I've created this function that basically scrapes Technorati for blog posts and URLs to those posts. Btw, I tortured myself to find an API for this, and couldn't find one. I do feel ashamed for this scraper, but there should be an API! Anyway...

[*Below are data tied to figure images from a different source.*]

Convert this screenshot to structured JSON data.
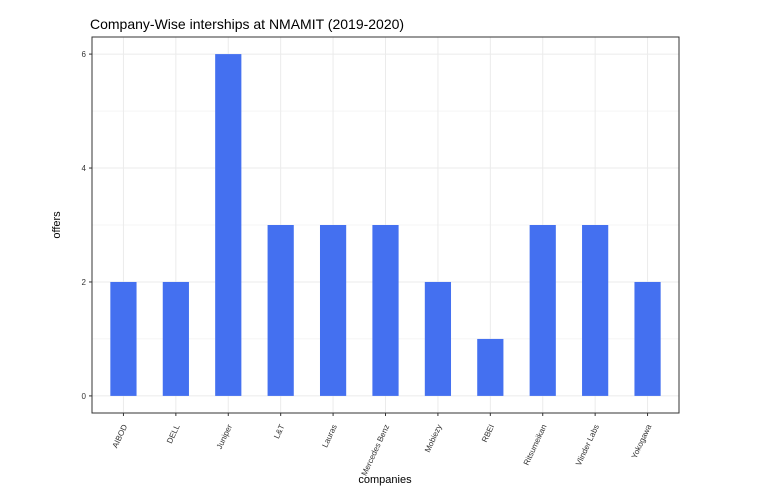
{
  "chart_data": {
    "type": "bar",
    "title": "Company-Wise interships at NMAMIT (2019-2020)",
    "xlabel": "companies",
    "ylabel": "offers",
    "categories": [
      "AIBOD",
      "DELL",
      "Juniper",
      "L&T",
      "Lauras",
      "Mercedes Benz",
      "Mobiezy",
      "RBEI",
      "Ritsumeikan",
      "Vlinder Labs",
      "Yokogawa"
    ],
    "values": [
      2,
      2,
      6,
      3,
      3,
      3,
      2,
      1,
      3,
      3,
      2
    ],
    "ylim": [
      -0.3,
      6.3
    ],
    "yticks": [
      0,
      2,
      4,
      6
    ],
    "grid": true,
    "bar_color": "#4470F0",
    "grid_color": "#EBEBEB"
  }
}
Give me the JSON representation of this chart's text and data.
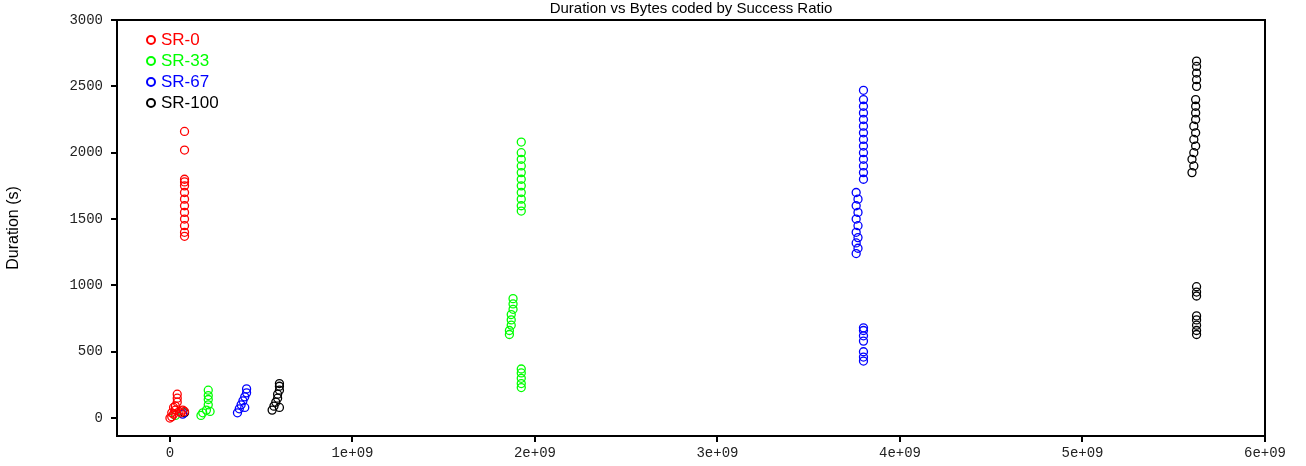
{
  "chart_data": {
    "type": "scatter",
    "title": "Duration vs Bytes coded by Success Ratio",
    "ylabel": "Duration (s)",
    "xlim": [
      -290000000,
      6000000000
    ],
    "ylim": [
      -135,
      3000
    ],
    "xticks": [
      0,
      {
        "value": 1000000000,
        "label": "1e+09"
      },
      {
        "value": 2000000000,
        "label": "2e+09"
      },
      {
        "value": 3000000000,
        "label": "3e+09"
      },
      {
        "value": 4000000000,
        "label": "4e+09"
      },
      {
        "value": 5000000000,
        "label": "5e+09"
      },
      {
        "value": 6000000000,
        "label": "6e+09"
      }
    ],
    "yticks": [
      0,
      500,
      1000,
      1500,
      2000,
      2500,
      3000
    ],
    "grid": false,
    "legend": "top left",
    "marker": "circle",
    "series": [
      {
        "name": "SR-0",
        "color": "#ff0000",
        "x": [
          0,
          10000000,
          20000000,
          30000000,
          30000000,
          40000000,
          40000000,
          40000000,
          50000000,
          60000000,
          70000000,
          80000000,
          20000000,
          10000000,
          80000000,
          80000000,
          80000000,
          80000000,
          80000000,
          80000000,
          80000000,
          80000000,
          80000000,
          80000000,
          80000000,
          80000000,
          80000000
        ],
        "values": [
          0,
          10,
          30,
          60,
          90,
          120,
          150,
          180,
          50,
          40,
          60,
          50,
          80,
          40,
          1370,
          1400,
          1450,
          1500,
          1550,
          1600,
          1650,
          1700,
          1750,
          1780,
          1800,
          2020,
          2160
        ]
      },
      {
        "name": "SR-33",
        "color": "#00ff00",
        "x": [
          170000000,
          180000000,
          200000000,
          210000000,
          210000000,
          210000000,
          210000000,
          220000000,
          30000000,
          1860000000,
          1860000000,
          1870000000,
          1870000000,
          1870000000,
          1880000000,
          1880000000,
          1880000000,
          1925000000,
          1925000000,
          1925000000,
          1925000000,
          1925000000,
          1925000000,
          1925000000,
          1925000000,
          1925000000,
          1925000000,
          1925000000,
          1925000000,
          1925000000,
          1925000000,
          1925000000,
          1925000000
        ],
        "values": [
          20,
          40,
          60,
          100,
          140,
          170,
          210,
          50,
          20,
          630,
          660,
          700,
          740,
          780,
          820,
          860,
          900,
          230,
          260,
          300,
          340,
          370,
          1560,
          1600,
          1650,
          1700,
          1750,
          1800,
          1850,
          1900,
          1950,
          2000,
          2080
        ]
      },
      {
        "name": "SR-67",
        "color": "#0000ff",
        "x": [
          370000000,
          380000000,
          390000000,
          400000000,
          410000000,
          420000000,
          420000000,
          410000000,
          70000000,
          3760000000,
          3770000000,
          3760000000,
          3770000000,
          3760000000,
          3770000000,
          3760000000,
          3770000000,
          3760000000,
          3770000000,
          3760000000,
          3800000000,
          3800000000,
          3800000000,
          3800000000,
          3800000000,
          3800000000,
          3800000000,
          3800000000,
          3800000000,
          3800000000,
          3800000000,
          3800000000,
          3800000000,
          3800000000,
          3800000000,
          3800000000,
          3800000000,
          3800000000,
          3800000000,
          3800000000,
          3800000000
        ],
        "values": [
          40,
          70,
          100,
          130,
          160,
          190,
          220,
          80,
          30,
          1240,
          1280,
          1320,
          1360,
          1400,
          1450,
          1500,
          1550,
          1600,
          1650,
          1700,
          430,
          460,
          500,
          580,
          620,
          660,
          680,
          1800,
          1850,
          1900,
          1950,
          2000,
          2050,
          2100,
          2150,
          2200,
          2250,
          2300,
          2350,
          2400,
          2470
        ]
      },
      {
        "name": "SR-100",
        "color": "#000000",
        "x": [
          560000000,
          570000000,
          580000000,
          590000000,
          590000000,
          600000000,
          600000000,
          600000000,
          600000000,
          80000000,
          5600000000,
          5610000000,
          5600000000,
          5610000000,
          5620000000,
          5610000000,
          5620000000,
          5610000000,
          5620000000,
          5620000000,
          5620000000,
          5620000000,
          5625000000,
          5625000000,
          5625000000,
          5625000000,
          5625000000,
          5625000000,
          5625000000,
          5625000000,
          5625000000,
          5625000000,
          5625000000,
          5625000000,
          5625000000
        ],
        "values": [
          60,
          90,
          120,
          150,
          180,
          210,
          240,
          260,
          80,
          40,
          1850,
          1900,
          1950,
          2000,
          2050,
          2100,
          2150,
          2200,
          2250,
          2300,
          2350,
          2400,
          2500,
          2550,
          2600,
          2650,
          2690,
          630,
          660,
          700,
          740,
          770,
          920,
          950,
          990
        ]
      }
    ]
  }
}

function get_technorati_bposts($kwd) {
//
global $user, $settings;
$user_id = $user->id;
if (!$user OR $user->verified != 1 OR $user->suspend != 0) {echo "no permission"; return;}
//
$items_max = $settings['scraper_num_technorati'];
$i = 0;
$p = 1;
$posts = array();
//
while ($i < $items_max) {
$url = "http://technorati.com/search?q=". urlencode($kwd) ."&return=posts&sort=relevance&topic=overall&source=blogs&authority=high&page=". $p ."";
$ch = curl_init();
curl_setopt($ch, CURLOPT_URL, $url);
curl_setopt($ch, CURLOPT_RETURNTRANSFER, TRUE);
curl_setopt($ch, CURLOPT_FOLLOWLOCATION, TRUE);
curl_setopt($ch, CURLOPT_MAXREDIRS, 3);
curl_setopt($ch, CURLOPT_USERAGENT, "Mozilla/5.0 (Windows; U; Windows NT 5.1; en-US; rv:1.8.1.13) Gecko/20080311 Firefox/2.0.0.13");
curl_setopt($ch, CURLOPT_HEADER, FALSE);
curl_setopt($ch, CURLOPT_TIMEOUT, 20);
curl_setopt($ch, CURLOPT_HTTPHEADER , "Content-Type: text/xml; charset=utf-8");
$output = curl_exec($ch);
curl_close($ch);
//
$html = "";
$html = str_get_html($output);
foreach ($html->find(".search-results li") as $key => $elm) {
foreach ($elm->find(".offsite") as $url) {
//
$href = $url->href;
$parse = parse_url($href);
$domain = $parse['host'];
$match = 0;
foreach ($posts as $item) {
$href_b = $item['Url'];
$parse_b = parse_url($href_b);
$domain_b = $parse_b['host'];
if ($domain == $domain_b) {$match++;}
}
if ($match > 0) {continue;}
//
$posts[$i]['Url'] = $href;
$posts[$i]['Thumb'] = "http://api.snapito.com/web/".$settings['scraper_snapito_key']."/sc/" . $href . "?fast";
$posts[$i]['Title'] = $url->title;
//
$i++;
}
if ($items_max == $i) {break;}
}
//
$p++;
}
print_r(json_encode($posts));
//
}
Problem is from time to time, I get internal server error 500.
And log files say this:
PHP Fatal error: Call to a member function find() on a non-object in /Library/WebServer/Documents/words/lib/scraper-functions.php on line 432
Is this because cURL times out? Anything I can do to avoid this? So if cURL doesn't return anything call the function again so I get content at some point?